Car dealers gear up for hard times
Posted November 12, 2008 10:42 p.m. EST
Updated November 13, 2008 9:06 a.m. EST
Cary, N.C. — The topsy-turvy economy has some federal lawmakers calling for a government bailout of the nation's Big Three automakers. Auto dealerships in the Triangle aren't immune to the tough times, and they are struggling to keep cars moving off the lot.
While the region hasn't seen massive car dealership closings like other parts of the United States, Triangle dealerships are offering incentives and cutting costs to attract customers.
“The last couple of months have been very challenging,” said Craig Madsen, with Madsen Motor Company.
Madsen runs a Cary car dealership with his brother.
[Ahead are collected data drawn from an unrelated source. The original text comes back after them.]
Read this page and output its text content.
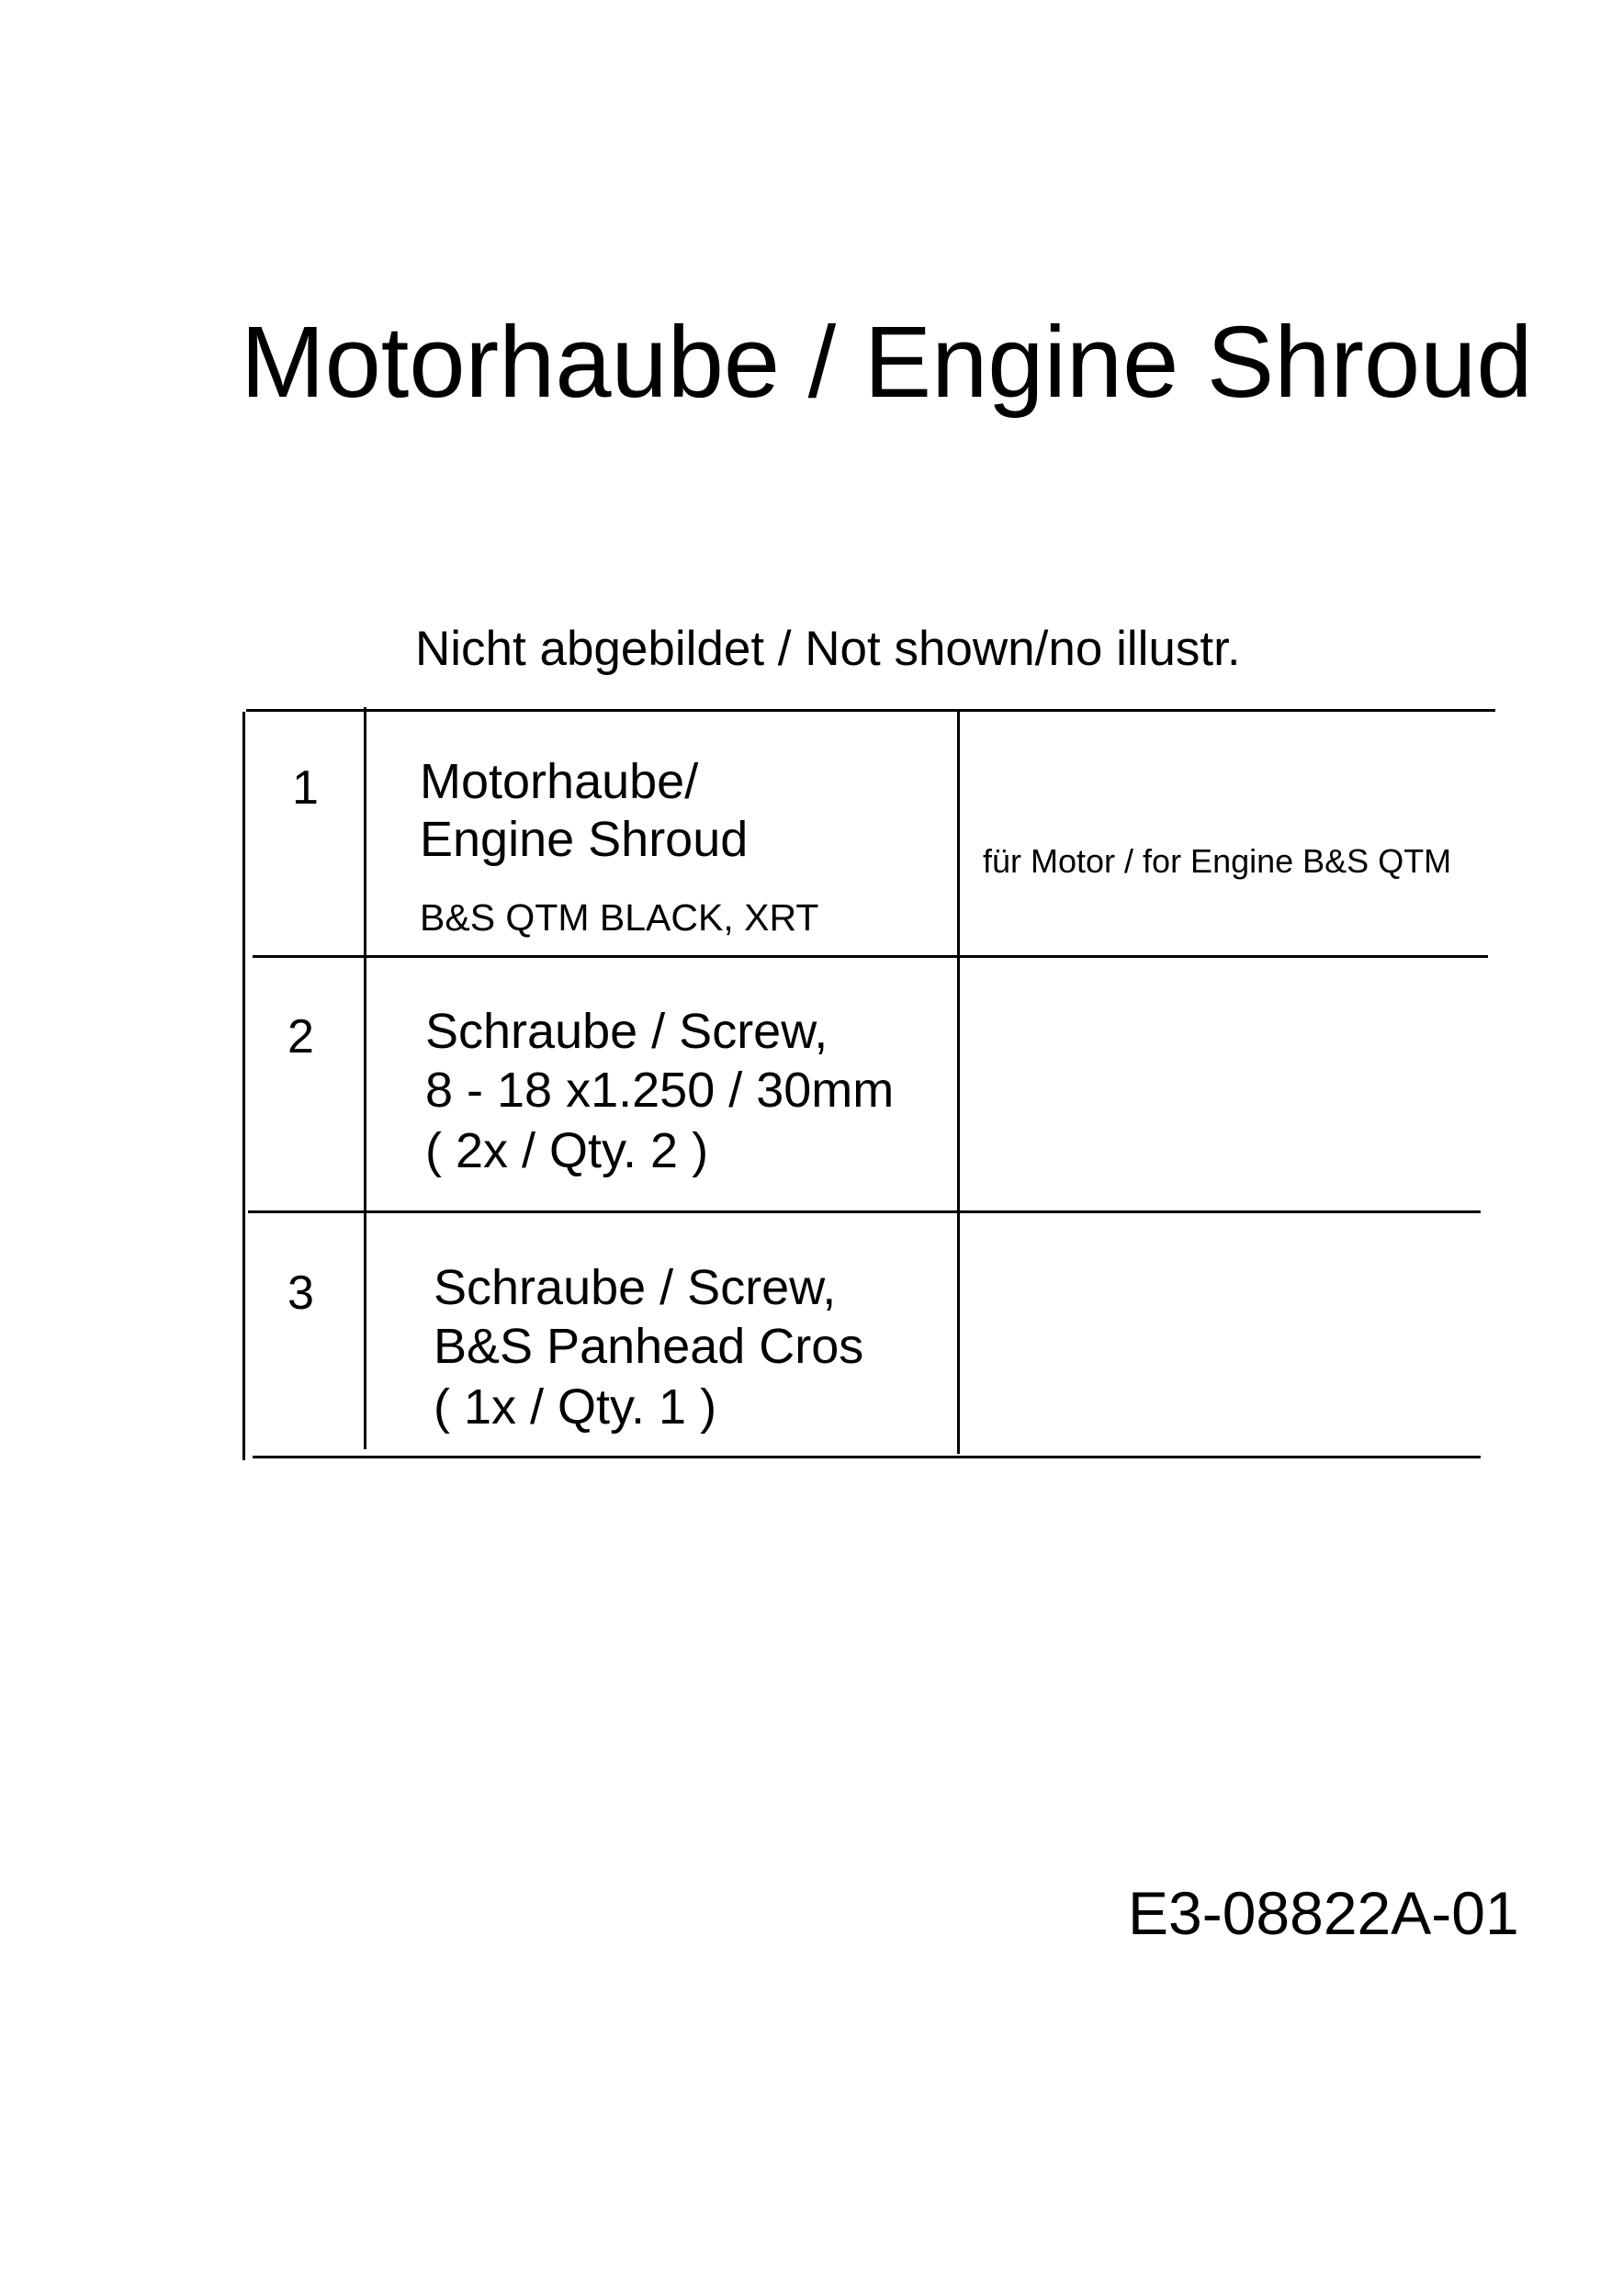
Motorhaube / Engine Shroud
Nicht abgebildet / Not shown/no illustr.
1 Motorhaube/
Engine Shroud
B&S QTM BLACK, XRT
für Motor / for Engine B&S QTM
2 Schraube / Screw,
8 - 18 x1.250 / 30mm
( 2x / Qty. 2 )
3 Schraube / Screw,
B&S Panhead Cros
( 1x / Qty. 1 )
E3-08822A-01
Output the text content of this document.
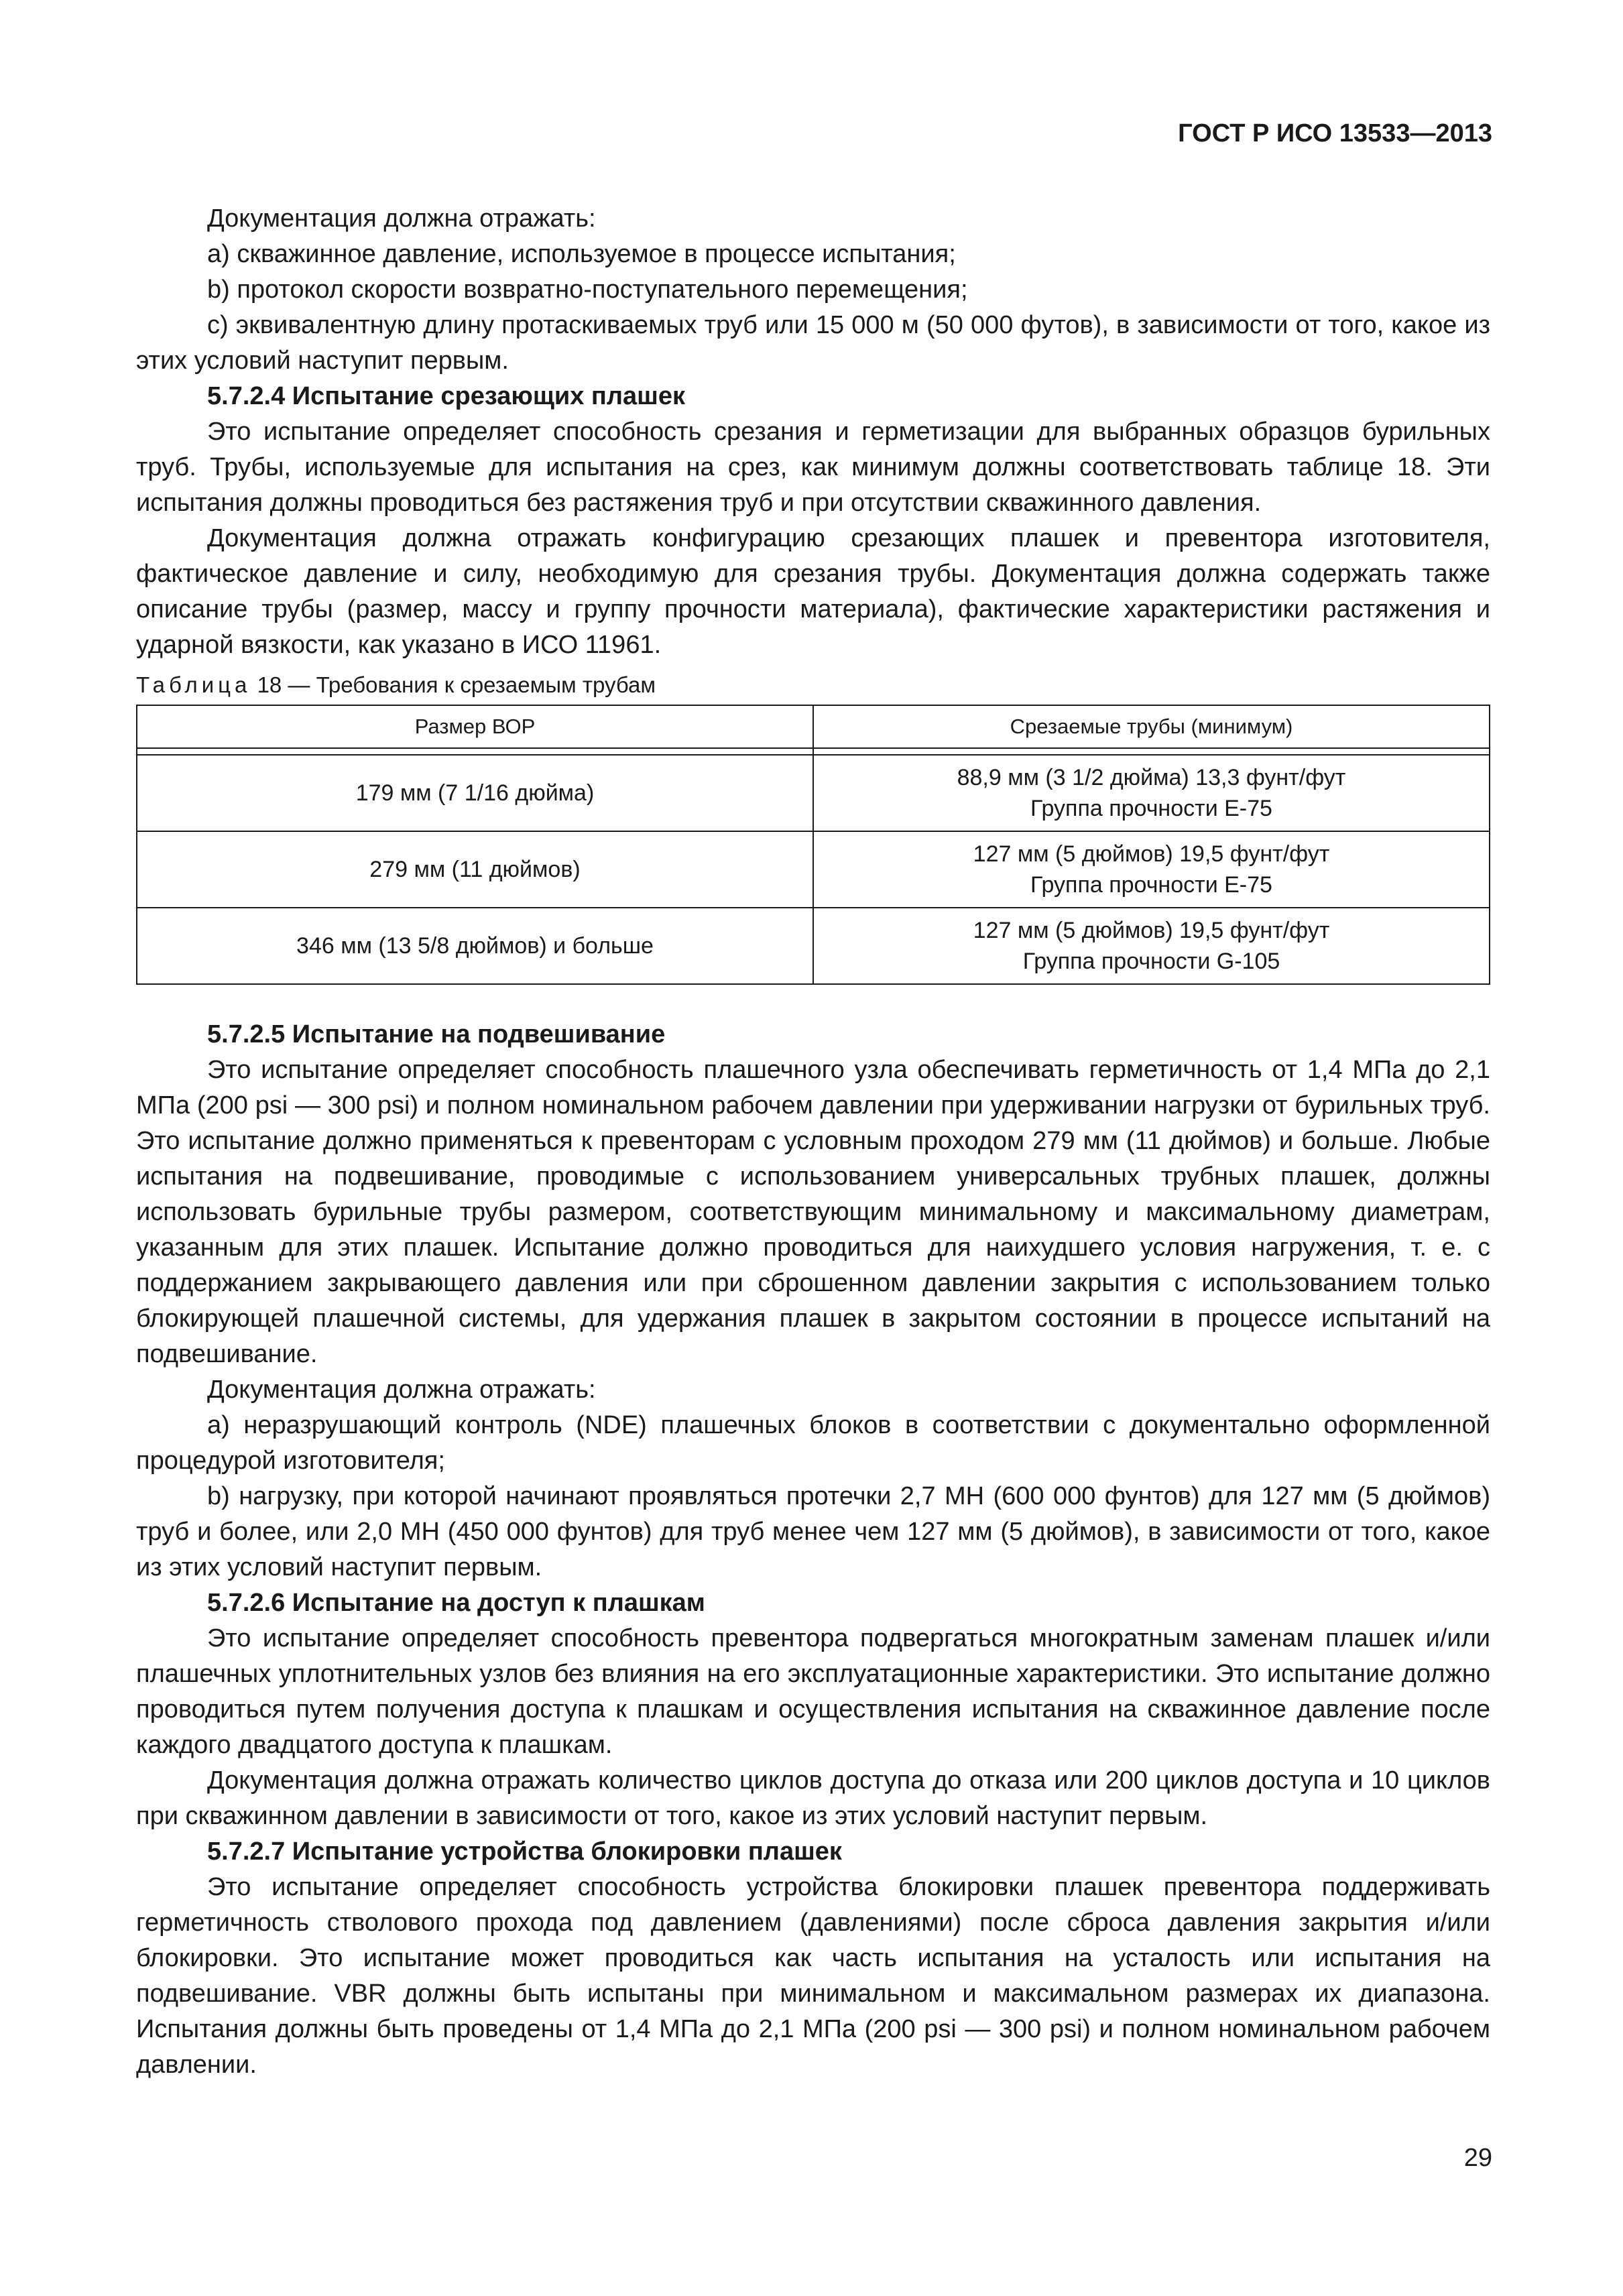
ГОСТ Р ИСО 13533—2013

Документация должна отражать:

a) скважинное давление, используемое в процессе испытания;

b) протокол скорости возвратно-поступательного перемещения;

c) эквивалентную длину протаскиваемых труб или 15 000 м (50 000 футов), в зависимости от того, какое из этих условий наступит первым.

5.7.2.4 Испытание срезающих плашек

Это испытание определяет способность срезания и герметизации для выбранных образцов бурильных труб. Трубы, используемые для испытания на срез, как минимум должны соответствовать таблице 18. Эти испытания должны проводиться без растяжения труб и при отсутствии скважинного давления.

Документация должна отражать конфигурацию срезающих плашек и превентора изготовителя, фактическое давление и силу, необходимую для срезания трубы. Документация должна содержать также описание трубы (размер, массу и группу прочности материала), фактические характеристики растяжения и ударной вязкости, как указано в ИСО 11961.

Таблица 18 — Требования к срезаемым трубам
Размер ВОР	Срезаемые трубы (минимум)

179 мм (7 1/16 дюйма)	88,9 мм (3 1/2 дюйма) 13,3 фунт/фут
Группа прочности Е-75

279 мм (11 дюймов)	127 мм (5 дюймов) 19,5 фунт/фут
Группа прочности Е-75

346 мм (13 5/8 дюймов) и больше	127 мм (5 дюймов) 19,5 фунт/фут
Группа прочности G-105

5.7.2.5 Испытание на подвешивание

Это испытание определяет способность плашечного узла обеспечивать герметичность от 1,4 МПа до 2,1 МПа (200 psi — 300 psi) и полном номинальном рабочем давлении при удерживании нагрузки от бурильных труб. Это испытание должно применяться к превенторам с условным проходом 279 мм (11 дюймов) и больше. Любые испытания на подвешивание, проводимые с использованием универсальных трубных плашек, должны использовать бурильные трубы размером, соответствующим минимальному и максимальному диаметрам, указанным для этих плашек. Испытание должно проводиться для наихудшего условия нагружения, т. е. с поддержанием закрывающего давления или при сброшенном давлении закрытия с использованием только блокирующей плашечной системы, для удержания плашек в закрытом состоянии в процессе испытаний на подвешивание.

Документация должна отражать:

a) неразрушающий контроль (NDE) плашечных блоков в соответствии с документально оформленной процедурой изготовителя;

b) нагрузку, при которой начинают проявляться протечки 2,7 МН (600 000 фунтов) для 127 мм (5 дюймов) труб и более, или 2,0 МН (450 000 фунтов) для труб менее чем 127 мм (5 дюймов), в зависимости от того, какое из этих условий наступит первым.

5.7.2.6 Испытание на доступ к плашкам

Это испытание определяет способность превентора подвергаться многократным заменам плашек и/или плашечных уплотнительных узлов без влияния на его эксплуатационные характеристики. Это испытание должно проводиться путем получения доступа к плашкам и осуществления испытания на скважинное давление после каждого двадцатого доступа к плашкам.

Документация должна отражать количество циклов доступа до отказа или 200 циклов доступа и 10 циклов при скважинном давлении в зависимости от того, какое из этих условий наступит первым.

5.7.2.7 Испытание устройства блокировки плашек

Это испытание определяет способность устройства блокировки плашек превентора поддерживать герметичность стволового прохода под давлением (давлениями) после сброса давления закрытия и/или блокировки. Это испытание может проводиться как часть испытания на усталость или испытания на подвешивание. VBR должны быть испытаны при минимальном и максимальном размерах их диапазона. Испытания должны быть проведены от 1,4 МПа до 2,1 МПа (200 psi — 300 psi) и полном номинальном рабочем давлении.

29
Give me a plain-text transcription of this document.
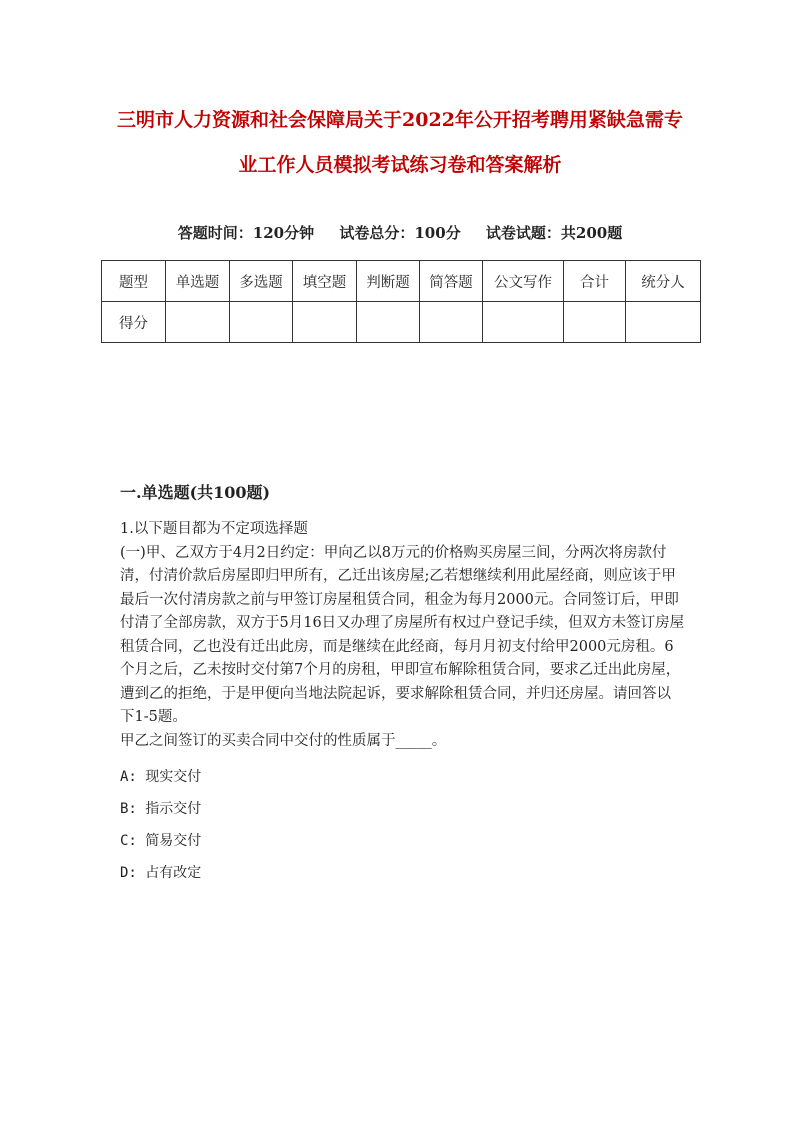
三明市人力资源和社会保障局关于2022年公开招考聘用紧缺急需专
业工作人员模拟考试练习卷和答案解析
答题时间：120分钟 试卷总分：100分 试卷试题：共200题
题型	单选题	多选题	填空题	判断题	简答题	公文写作	合计	统分人
得分								
一.单选题(共100题)

1.以下题目都为不定项选择题

(一)甲、乙双方于4月2日约定：甲向乙以8万元的价格购买房屋三间，分两次将房款付清，付清价款后房屋即归甲所有，乙迁出该房屋;乙若想继续利用此屋经商，则应该于甲最后一次付清房款之前与甲签订房屋租赁合同，租金为每月2000元。合同签订后，甲即付清了全部房款，双方于5月16日又办理了房屋所有权过户登记手续，但双方未签订房屋租赁合同，乙也没有迁出此房，而是继续在此经商，每月月初支付给甲2000元房租。6个月之后，乙未按时交付第7个月的房租，甲即宣布解除租赁合同，要求乙迁出此房屋，遭到乙的拒绝，于是甲便向当地法院起诉，要求解除租赁合同，并归还房屋。请回答以下1-5题。

甲乙之间签订的买卖合同中交付的性质属于_____。

A: 现实交付
B: 指示交付
C: 简易交付
D: 占有改定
They specialize in European cars and have been in business for 17 years.
He said that in the past – on a good day – maybe 10 or 12 people would at least come into the dealership to browse. In the last two months, however, he says it has changed to about one or two people.
“There's been a 50 percent drop-off in business during a time of the year we expect to be busy,” Madsen said.
Dealerships rely on the fall months to generate revenue ahead of the usually lackluster winter months, Madsen said. But that is not the case this year as consumers watch their spending and a tight credit market makes it harder to get a loan.
“People need to have better credit scores, a better financial situation. The car dealers and other people selling big-ticket items, they're really behind the 8-ball here. They've got a lot going against them,” North Carolina State University economist Mike Walden said.
Walden said when it comes to big-ticket items like cars, people tend to put those purchases on hold during an uncertain economy. However, Madsen said he has seen a surprising uptick in traffic on the lot recently.
“We've got the eternal American optimism that things will turn around, that we're only a few days away from the next turn upward. We're hopeful that will be the case,” he said.
Madsen said his dealership will survive thanks to a regular clientele that keeps coming back. However, that may not be the case for other dealerships around the state. The North Carolina Automobile Dealers Association reports 19 dealerships have closed since July 2007.